The weather forecasters were absolutely correct when they predicted that it would rain practically the whole of the day, as indeed it did. This morning there were three little errands to make whilst we were on the road. Firstly, we picked up our newspaper after which we paid a visit to our local hardware store to purchase a common sink plunger – this latter to assist a slow draining sink to drain somewhat more quickly. Then I popped into a local carpet store in place of either a mat or an offcut which I can pop under the piano stool which I have to complement my Casio keyboard. I waited until a previous customer had finished buying £100’s worth of carpets after which I explained my need for a little mat or off-cut. The shop proprietor showed me a little bound offcut, formed into a mat but I really did not want to pay £15 for it. Eventually, the proprietor took pity on me and let me have a large 2′ x 2′ sample in a mingled black and white shade for nothing as they were going to throw these samples away shortly. This just happens to tone in with the colours of the keyboard (black surround, white keys) so it was very gratefully received. We had planned to meet a couple of friends in the park at midday but at 10 minutes to the hour the heavens opened so we surmised that our friends would think the better of an assignation in the rain. We got a telephone call from the one and a text message from the other to the effect that we are going to try again in a week’s time, assuming that the weather has had a chance to settle down by then.
The saga of the Boris Johnson phone continues, with a new twist. It transpires that Boris Johnson did remember his password but is not completely confident that he has remembered it correctly. A ‘version’ of the password has been found in a drawer somewhere in the Cabinet Office but the story now unfolding is that security officials are wary about using it because after a (small) number of incorrect attempts to unlock the phone with the PIN, it is possible that the phone might lock out and erase the whole of its contents automatically. Security experts seem fairly confident that the contents may be retrieved, even if only back up versions of the text messages but an additional complication is that as phone entrusted to the Prime Minister, additional security features may have been implemented which makes it tricky to access even for the industry professionals. How much of all of this saga is Johnson attempting to obfuscate and how much is a genuine security of access protocol is hard to tell at this distance. But it does seem to be a particular irony that some of the most incriminating evidence just happens to be on a mobile phone which is hard to access. It has been pointed out that one could go through the list of Boris Johnson’s contacts (available from somewhere) and acquire the ‘de facto’ list of messages by this indirect route but we shall have to see how the story unfolds in the days ahead.

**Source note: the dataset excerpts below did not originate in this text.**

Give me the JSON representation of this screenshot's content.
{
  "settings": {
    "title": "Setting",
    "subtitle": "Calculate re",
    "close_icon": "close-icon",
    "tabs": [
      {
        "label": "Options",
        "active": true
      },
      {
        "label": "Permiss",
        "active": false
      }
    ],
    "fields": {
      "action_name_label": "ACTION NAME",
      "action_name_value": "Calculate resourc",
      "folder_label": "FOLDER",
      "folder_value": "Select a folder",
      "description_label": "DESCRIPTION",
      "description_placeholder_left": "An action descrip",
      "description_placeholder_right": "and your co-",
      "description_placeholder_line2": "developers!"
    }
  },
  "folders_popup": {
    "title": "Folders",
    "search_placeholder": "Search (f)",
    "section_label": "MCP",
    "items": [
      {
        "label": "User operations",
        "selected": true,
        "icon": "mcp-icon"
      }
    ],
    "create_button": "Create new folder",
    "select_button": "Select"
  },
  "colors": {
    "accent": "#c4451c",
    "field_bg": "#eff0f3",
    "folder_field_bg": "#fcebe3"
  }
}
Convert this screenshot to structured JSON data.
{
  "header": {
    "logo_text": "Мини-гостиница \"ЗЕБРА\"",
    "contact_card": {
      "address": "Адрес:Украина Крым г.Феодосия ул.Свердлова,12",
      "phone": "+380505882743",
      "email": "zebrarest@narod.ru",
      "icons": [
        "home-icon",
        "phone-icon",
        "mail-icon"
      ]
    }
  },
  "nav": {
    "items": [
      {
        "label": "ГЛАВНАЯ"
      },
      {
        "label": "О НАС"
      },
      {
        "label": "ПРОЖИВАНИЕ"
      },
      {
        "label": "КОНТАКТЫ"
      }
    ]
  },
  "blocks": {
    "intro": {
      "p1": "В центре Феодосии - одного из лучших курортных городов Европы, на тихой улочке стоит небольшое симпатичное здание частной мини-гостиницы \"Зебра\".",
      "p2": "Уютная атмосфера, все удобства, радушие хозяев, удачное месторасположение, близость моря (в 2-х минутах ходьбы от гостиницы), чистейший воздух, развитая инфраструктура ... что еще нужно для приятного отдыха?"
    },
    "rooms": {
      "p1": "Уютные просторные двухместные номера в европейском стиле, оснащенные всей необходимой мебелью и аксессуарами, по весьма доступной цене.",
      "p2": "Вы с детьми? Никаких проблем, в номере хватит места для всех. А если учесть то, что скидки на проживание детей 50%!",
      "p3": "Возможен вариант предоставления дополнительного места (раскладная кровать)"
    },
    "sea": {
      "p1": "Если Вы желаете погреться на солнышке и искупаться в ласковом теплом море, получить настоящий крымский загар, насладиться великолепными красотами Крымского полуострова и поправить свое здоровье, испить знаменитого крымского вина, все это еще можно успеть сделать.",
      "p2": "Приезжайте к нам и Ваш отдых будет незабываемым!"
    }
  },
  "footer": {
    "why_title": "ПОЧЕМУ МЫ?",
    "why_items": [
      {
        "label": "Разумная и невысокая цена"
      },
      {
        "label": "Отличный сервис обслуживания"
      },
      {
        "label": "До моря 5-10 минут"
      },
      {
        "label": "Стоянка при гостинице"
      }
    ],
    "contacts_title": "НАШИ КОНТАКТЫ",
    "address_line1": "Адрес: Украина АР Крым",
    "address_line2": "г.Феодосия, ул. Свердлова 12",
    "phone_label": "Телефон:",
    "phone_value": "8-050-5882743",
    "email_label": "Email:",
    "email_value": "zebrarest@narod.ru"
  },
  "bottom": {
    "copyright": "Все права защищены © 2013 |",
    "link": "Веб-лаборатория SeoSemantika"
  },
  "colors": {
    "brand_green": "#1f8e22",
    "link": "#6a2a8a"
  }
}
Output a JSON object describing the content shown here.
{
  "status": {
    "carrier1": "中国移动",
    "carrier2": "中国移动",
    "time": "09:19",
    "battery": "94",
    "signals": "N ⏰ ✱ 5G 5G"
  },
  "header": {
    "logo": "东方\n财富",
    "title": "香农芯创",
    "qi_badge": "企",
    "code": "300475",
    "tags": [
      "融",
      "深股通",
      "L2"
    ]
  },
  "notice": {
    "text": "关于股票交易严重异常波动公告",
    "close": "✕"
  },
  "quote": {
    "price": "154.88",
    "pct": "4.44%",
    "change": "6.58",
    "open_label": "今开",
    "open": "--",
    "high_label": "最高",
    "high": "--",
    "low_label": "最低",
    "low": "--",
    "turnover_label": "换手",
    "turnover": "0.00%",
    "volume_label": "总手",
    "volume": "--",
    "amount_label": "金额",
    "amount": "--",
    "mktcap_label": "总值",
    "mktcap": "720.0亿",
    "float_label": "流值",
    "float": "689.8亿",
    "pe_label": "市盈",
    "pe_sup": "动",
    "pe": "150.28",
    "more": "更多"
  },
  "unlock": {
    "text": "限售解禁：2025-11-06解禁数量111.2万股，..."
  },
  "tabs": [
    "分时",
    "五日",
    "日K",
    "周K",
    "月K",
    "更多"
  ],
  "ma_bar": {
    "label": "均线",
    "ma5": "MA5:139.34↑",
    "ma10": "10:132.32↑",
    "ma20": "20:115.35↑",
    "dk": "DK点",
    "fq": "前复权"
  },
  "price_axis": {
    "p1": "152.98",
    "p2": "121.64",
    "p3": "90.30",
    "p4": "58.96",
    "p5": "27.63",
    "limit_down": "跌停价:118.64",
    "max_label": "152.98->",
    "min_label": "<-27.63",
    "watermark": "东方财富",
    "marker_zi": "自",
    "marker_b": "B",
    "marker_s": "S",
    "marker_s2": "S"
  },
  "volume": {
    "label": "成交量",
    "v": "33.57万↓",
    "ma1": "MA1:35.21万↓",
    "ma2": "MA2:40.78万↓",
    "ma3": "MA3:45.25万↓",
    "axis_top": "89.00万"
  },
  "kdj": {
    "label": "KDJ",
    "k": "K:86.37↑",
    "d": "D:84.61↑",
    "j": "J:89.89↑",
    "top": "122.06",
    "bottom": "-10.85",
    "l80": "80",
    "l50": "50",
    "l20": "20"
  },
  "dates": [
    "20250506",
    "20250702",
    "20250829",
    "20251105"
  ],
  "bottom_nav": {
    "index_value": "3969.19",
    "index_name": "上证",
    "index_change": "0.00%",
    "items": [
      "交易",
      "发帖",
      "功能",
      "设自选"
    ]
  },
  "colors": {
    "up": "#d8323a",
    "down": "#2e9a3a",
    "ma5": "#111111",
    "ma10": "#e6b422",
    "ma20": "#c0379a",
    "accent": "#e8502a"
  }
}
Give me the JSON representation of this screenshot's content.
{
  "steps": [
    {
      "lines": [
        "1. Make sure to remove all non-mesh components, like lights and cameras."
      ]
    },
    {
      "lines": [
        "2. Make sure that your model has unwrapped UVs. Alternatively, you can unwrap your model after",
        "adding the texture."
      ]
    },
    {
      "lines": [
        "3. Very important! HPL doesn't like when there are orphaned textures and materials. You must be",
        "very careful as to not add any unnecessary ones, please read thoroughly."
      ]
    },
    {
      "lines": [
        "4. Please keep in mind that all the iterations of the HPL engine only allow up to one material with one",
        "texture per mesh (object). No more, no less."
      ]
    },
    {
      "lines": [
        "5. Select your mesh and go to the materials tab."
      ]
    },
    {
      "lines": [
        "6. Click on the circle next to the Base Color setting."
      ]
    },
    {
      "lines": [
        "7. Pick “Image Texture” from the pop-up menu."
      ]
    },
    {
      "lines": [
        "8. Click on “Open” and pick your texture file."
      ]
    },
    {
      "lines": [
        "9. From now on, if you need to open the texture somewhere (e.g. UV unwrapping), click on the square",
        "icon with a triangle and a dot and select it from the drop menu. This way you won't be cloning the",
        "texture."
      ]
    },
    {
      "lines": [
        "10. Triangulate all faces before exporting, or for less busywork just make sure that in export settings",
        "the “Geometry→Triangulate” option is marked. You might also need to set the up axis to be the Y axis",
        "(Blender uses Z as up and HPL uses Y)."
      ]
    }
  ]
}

This afternoon, we played host to a friend we have made via the Age Concern cafe which meets monthly. Our friend’s husband had been taken quite ill and his already fragile health status seems to not have been helped by a particularly adverse reaction to an antibiotic. Our friend could not stay with us long because her husband fretted in her absence but nonetheless we managed to pass onto her a range of useful telephone numbers for which she was grateful. The rest of the weekend is likely to be quite a disrupted affair, however. Tomorrow is the designated day for the Bromsgrove carnival when there are a going to be a lot of floats and processions. The High Street and much of our local highway down into town is liable to closed for most of the day so that means that our anticipated visit to Waitrose where we can meet up with friends is is going to have to be cancelled for the simple reason that we cannot actually get to the store (except, of course, on foot) The rain itself is probably going to mean that tomorrow’s festivities are liable to a washout and whilst there are some who may relish walking and parading in the rain, no doubt many others will be deterred. In order not to get tangled with both crowds and diverted traffic, Meg and I may well spend the day completely at home but we will probably be able to venture out in the early evening to attend the church service.
The heatwave affecting southern Europe has been building for months and is predicted to get much worse. Temperatures have been consistently above 40C since mid-April in many areas. But on the Mediterranean islands of Sicily and Sardinia they are expected to climb to 48C in the coming days, and could even break the continent’s record of 48.8C set in August 2021. These temperatures are likely to contribute to a ‘spike’ in excess deaths as some people do not appreciate the risks associated with such extremes.